Острые респираторные вирусные инфекции (ОРВИ) вызываются
риновирусами, коронавирусами, респираторным синтициальным (РС)
вирусом, аденовирусами, вирусами гриппа и парагриппа и рядом других.
Вирусное инфицирование нередко является лишь первой фазой заболевания,
и оно "прокладывает путь" бактериальной инфекции. Вирусная инфекция
является наиболее частой, но, конечно, не единственной предпосылкой
развития бактериального воспаления в слизистой оболочке ВДП. К
этому могут приводить самые различные заболевания, сопровождающиеся
снижением местной и общей сопротивляемости организма (первичные
и приобретенные иммунодефицитные состояния, муковисцидоз, синдром
неподвижных ресничек, эндокринные заболевания и др.). При хроническом
воспалении в слизистой оболочке полости носа, околоносовых пазух,
гортани и трахеи происходит очаговая или диффузная метаплазия
многорядного цилиндрического эпителия в многослойный, лишенный
ресничек и, следовательно, утративший способность удалять со своей
поверхности бактерии и вирусы путем активного мукоцилиарного транспорта.
Проблемы выбора антимикробной терапии при инфекциях
ВДП
Общеизвестно, что результаты исследования
возбудителей и их чувствительности к антимикробным агентам in
vitro далеко не всегда совпадают с клиническими данными. Так,
при риносинусите результаты бактериологического исследования могут
сильно варьироваться в зависимости от способа забора материала
(из полости носа, из пазухи или из среднего носового хода), от
примеси "путевой" микрофлоры, попавшей в мазок, например, из преддверия
носа при проведении тампона, а также от самих методов исследования.
Другой важный фактор, влияющий на выбор адекватной эмпирической
терапии – растущее количество резистентных штаммов основных возбудителей
риносинуситов – “вечного трио” Streptococcus pneumoniae,
Haemophilus influenzae и Moraxella catarrhalis (рис.
1). В связи с этим во многих странах амоксициллин, считавшийся
долгое время антибиотиком выбора в лечении риносинуситов, в последнее
десятилетие практически утратил свое значение в терапии этого
заболевания.
В случае острых воспалительных заболеваний глотки важнейшую
роль при выборе антимикробной химиотерапии играет присутствие
b-гемолитического стрептококка группы А (БГСА). Как видно из рисунка
2, этот микроорганизм, являющийся причиной таких осложнений как
острая ревматическая лихорадка и гломерулонефрит и требующий немедленного
назначения системной антибиотикотерапии, в частности пенициллинов,
высевается из глотки менее чем у трети больных острым фарингитом
и тонзиллитом.
Проблемы в рациональном назначении антибиотиков при острых воспалительных
заболеваниях глотки связаны со следующими факторами:
• В 30–50% случаев возбудитель не высевается при микробиологическом
исследовании (ложноотрицательный результат)
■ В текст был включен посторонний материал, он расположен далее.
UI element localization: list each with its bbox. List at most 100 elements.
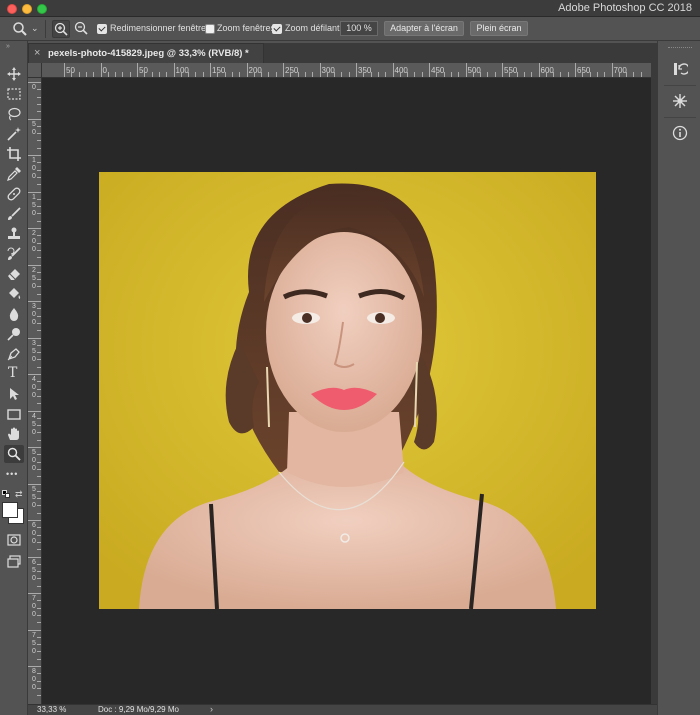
eyedropper-tool[interactable] [4,165,24,183]
document-image[interactable] [99,172,596,609]
ruler-tick [28,118,41,120]
chevron-down-icon[interactable]: ⌄ [31,23,39,34]
zoom-all-windows-checkbox[interactable] [205,24,215,34]
hand-icon [8,427,19,440]
ruler-minor-tick [290,72,292,77]
magic-wand-tool[interactable] [4,125,24,143]
default-colors-icon[interactable] [2,490,10,498]
vertical-ruler[interactable]: 0501001502002503003504004505005506006507… [28,78,42,704]
ruler-tick [283,63,284,77]
move-tool[interactable] [4,65,24,83]
ruler-minor-tick [37,403,41,405]
maximize-window-button[interactable] [37,4,47,14]
ruler-tick [210,63,211,77]
ruler-minor-tick [217,72,219,77]
history-panel-button[interactable] [672,61,690,77]
ruler-label: 250 [285,66,299,75]
ruler-minor-tick [37,140,41,142]
panel-divider [664,117,696,118]
resize-windows-checkbox[interactable] [97,24,107,34]
app-title: Adobe Photoshop CC 2018 [558,2,692,14]
status-menu-arrow[interactable]: › [210,704,213,714]
ruler-tick [28,264,41,266]
ruler-minor-tick [553,72,555,77]
marquee-tool[interactable] [4,85,24,103]
ruler-origin[interactable] [28,63,42,78]
dodge-icon [7,328,20,341]
ruler-minor-tick [37,381,41,383]
minimize-window-button[interactable] [22,4,32,14]
ruler-label: 650 [577,66,591,75]
healing-brush-tool[interactable] [4,185,24,203]
status-zoom-level[interactable]: 33,33 % [37,705,66,714]
dodge-tool[interactable] [4,325,24,343]
ruler-minor-tick [78,72,80,77]
ruler-minor-tick [531,72,533,77]
ruler-minor-tick [37,257,41,259]
rectangle-tool[interactable] [4,405,24,423]
ruler-minor-tick [37,249,41,251]
eraser-tool[interactable] [4,265,24,283]
zoom-out-button[interactable] [73,20,91,38]
lasso-tool[interactable] [4,105,24,123]
canvas-area[interactable] [42,78,657,704]
document-tab[interactable]: × pexels-photo-415829.jpeg @ 33,3% (RVB/… [28,43,264,63]
quick-mask-button[interactable] [4,531,24,549]
zoom-tool[interactable] [4,445,24,463]
history-brush-icon [7,247,21,260]
ruler-minor-tick [37,614,41,616]
ruler-minor-tick [37,468,41,470]
ruler-tick [28,593,41,594]
ruler-minor-tick [37,534,41,536]
portrait-photo [99,172,596,609]
adjustments-panel-button[interactable] [672,93,688,109]
ruler-minor-tick [37,571,41,573]
foreground-color-swatch[interactable] [2,502,18,518]
close-window-button[interactable] [7,4,17,14]
ruler-tick [28,82,41,83]
ruler-label: 400 [394,66,408,75]
scrubby-zoom-checkbox[interactable] [272,24,282,34]
edit-toolbar-button[interactable]: ••• [4,469,24,487]
ruler-tick [28,629,41,631]
zoom-level-input[interactable]: 100 % [340,21,378,36]
clone-stamp-tool[interactable] [4,225,24,243]
ruler-minor-tick [363,72,365,77]
ruler-label: 150 [212,66,226,75]
ruler-minor-tick [37,585,41,587]
tool-preset-picker[interactable] [12,21,28,37]
ruler-minor-tick [37,96,41,98]
ruler-minor-tick [37,279,41,281]
info-panel-button[interactable] [672,125,688,141]
ruler-minor-tick [407,72,409,77]
panel-collapse-icon[interactable]: » [6,43,10,50]
ruler-minor-tick [107,72,109,77]
swap-colors-icon[interactable]: ⇄ [15,489,23,500]
paint-bucket-tool[interactable] [4,285,24,303]
zoom-in-button[interactable] [52,20,70,38]
horizontal-ruler[interactable]: 50 0 50 100 150 200 250 300 350 400 450 500 550 600 65… [42,63,657,78]
ruler-minor-tick [224,72,226,77]
ruler-label: 1 [32,193,36,201]
ruler-minor-tick [37,439,41,441]
ruler-minor-tick [85,72,87,77]
panel-grip[interactable] [668,47,692,49]
ruler-label: 200 [248,66,262,75]
close-tab-icon[interactable]: × [34,47,40,59]
ruler-minor-tick [37,680,41,682]
brush-tool[interactable] [4,205,24,223]
history-brush-tool[interactable] [4,245,24,263]
hand-tool[interactable] [4,425,24,443]
path-selection-tool[interactable] [4,385,24,403]
ruler-minor-tick [37,417,41,419]
crop-tool[interactable] [4,145,24,163]
screen-mode-button[interactable] [4,553,24,571]
ruler-tick [429,63,430,77]
fit-screen-button[interactable]: Adapter à l'écran [384,21,464,36]
type-tool[interactable]: T [4,365,24,383]
blur-tool[interactable] [4,305,24,323]
pen-tool[interactable] [4,345,24,363]
fill-screen-button[interactable]: Plein écran [470,21,528,36]
ruler-minor-tick [37,498,41,500]
screen-mode-icon [7,555,21,568]
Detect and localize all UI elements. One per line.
• Только у 30–50% людей обнаружение БГСА в посевеиз глотки коррелирует
с клиническими проявлениями
• Большое количество носителей патогенной микрофлоры, в частности
БГСА (ложноположительный результат)
• Невозможность исследования микрофлоры у всех пациентов
• Исследование занимает 2–3 суток
• Лабораторное выявление антител к БГСА в сыворотке крови и
экспресс-диагностика антигенов в мазке из зева не получили широкого
распространения.
Из этого короткого обзора видно, что назначение общей антибиотикотерапии
при острых инфекциях ВДП далеко не всегда рационально. В этих
случаях более обоснованным бывает местное назначение препаратов,
обладающих антимикробной активностью. С учетом всего сказанного
некоторые отечественные специалисты предлагают даже полностью
отказаться от системного назначения антибиотиков при остром и
хроническом синусите, заменив его местным введением антимикробных
средств с учетом чувствительности конкретного возбудителя [2].
Однако это предложение пока не подтверждено отдаленными результатами,
и неизвестно, не приведет ли такой подход к увеличению числа осложненных
форм синуситов.
В настоящее время считается, что такие заболевания, как острый
и обострение хронического риносинусита, стрептококковый тонзиллофарингит,
эпиглоттит, паратонзиллит и паратонзиллярный абсцесс, требуют
назначения системной антибактериальной терапии. Ее можно и нужно
дополнять назначением местных антимикробных препаратов, обладающих
широким спектром действия.
Показания к назначению местной антимикробной терапии
возникают при следующих заболеваниях:
• Острый и хронический риносинусит
• Острый и хронический аденоидит
• Острый фарингит и тонзиллит (ангина)
• Хронический тонзиллит
• Острый и хронический ларингит или ларинготрахеит
• Хронический атрофический ринофарингит
• Паратонзиллярный и заглоточный абсцесс
• Специфические воспалительные заболевания ВДП (озена, склерома
и др.)
• Опухоли верхних дыхательных путей (лечение вторичной инфекции)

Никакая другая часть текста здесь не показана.